Rural Development Hubs are further characterized by their ability to build and participate in collaboratives that deliver a broader array of services. Communities Unlimited has always worked under that assumption that rural challenges are too complex for any organization to solve alone. Take the sad phenomenon of persistent poverty in America, defined as counties where over 20% of the population have lived in poverty for over 30 years. Eighty percent of the 395 persistent poverty counties in America are rural, and 45% of all persistent poverty counties are located in CU’s seven-state footprint in the South. Persistent poverty is not an accident but the result of decades of divestment by corporations, bank closures, departure of national philanthropic funders and federal programs that never reach the communities due to matching fund requirements and challenging grant applications. CU cannot undo decades of divestment alone. It is part of the Partners for Rural Transformation, six Community Development Financial Institutions that together are working to eliminate persistent poverty and bring investment dollars into these communities while building local capacity to create affordable housing, launch small businesses, build and maintain water and sewer infrastructure, provide needed banking services and help local Native American leaders start their own CDFIs.


Partnerships and collaborations also drive CU’s work locally. When the Central Louisiana Economic Development Alliance struggled to get capital for the entrepreneurs graduating from its business accelerator and small farmers programs, it reached out to Communities Unlimited. We have made three loans to their graduates. CU co-leads the Memphis CDFI Network, which became a JP Morgan Pro-Neighborhood partner in 2019. The JP Morgan Chase investment drives a joint strategy that enables each CDFI to leverage its capacity building and capital strengths to layer affordable housing, mortgage lending and small business development to change the trajectory of two low-wealth, minority neighborhoods in Memphis.

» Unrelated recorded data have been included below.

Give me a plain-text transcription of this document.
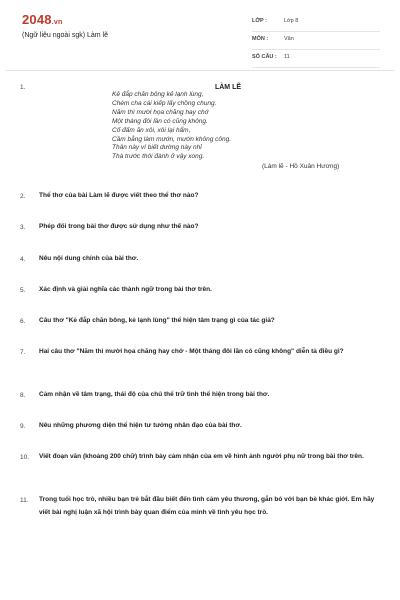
2048.vn
(Ngữ liệu ngoài sgk) Làm lẽ
LỚP :	Lớp 8
MÔN :	Văn
SỐ CÂU : 11
1.	LÀM LẼ
Kẻ đắp chăn bông kẻ lạnh lùng,
Chém cha cái kiếp lấy chồng chung.
Năm thì mười họa chăng hay chớ
Một tháng đôi lần có cũng không.
Cố đấm ăn xôi, xôi lại hẩm,
Cầm bằng làm mướn, mướn không công.
Thân này ví biết dường này nhỉ
Thà trước thôi đành ở vậy xong.
(Làm lẽ - Hồ Xuân Hương)
2. Thể thơ của bài Làm lẽ được viết theo thể thơ nào?
3. Phép đối trong bài thơ được sử dụng như thế nào?
4. Nêu nội dung chính của bài thơ.
5. Xác định và giải nghĩa các thành ngữ trong bài thơ trên.
6. Câu thơ "Kẻ đắp chăn bông, kẻ lạnh lùng" thể hiện tâm trạng gì của tác giả?
7. Hai câu thơ "Năm thì mười họa chăng hay chớ - Một tháng đôi lần có cũng không" diễn tả điều gì?
8. Cảm nhận về tâm trạng, thái độ của chủ thể trữ tình thể hiện trong bài thơ.
9. Nêu những phương diện thể hiện tư tưởng nhân đạo của bài thơ.
10. Viết đoạn văn (khoảng 200 chữ) trình bày cảm nhận của em về hình ảnh người phụ nữ trong bài thơ trên.
11. Trong tuổi học trò, nhiều bạn trẻ bắt đầu biết đến tình cảm yêu thương, gắn bó với bạn bè khác giới. Em hãy viết bài nghị luận xã hội trình bày quan điểm của mình về tình yêu học trò.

New Tech Aids Cherry Tree Rural Water District

New Tech Aids Cherry Tree Rural Water District

Cherry Tree Rural Water District (RWD) expects a 40% reduction in revenues because of COVID-19. The system serves 268 households, 3 schools and 1 commercial customer. The revenue loss will be, in large part, to the early closing of schools in mid-March and the loss of jobs in an already persistent poverty county. Cherry Tree closed its office to the public after assistance from Communities Unlimited in purchasing and installing a payment dropbox. The system is working with limited staff, one full-time office clerk, and one full-time water operator. Office Clerk Brooke Davis had to bring her two children to work with her because of closed schools and limited childcare options. She is new to the water system, and like everyone else is working under continually changing circumstances. Brooke said, “I call [CU] for everything.” She has regular video conferences with Communities Unlimited staff to determine the best course of action in these unprecedented emergency circumstances.

Communities Unlimited is now working with most communities through video conferencing, introducing many to the new technology. We continue to utilize various technologies to assist rural communities in any way we can.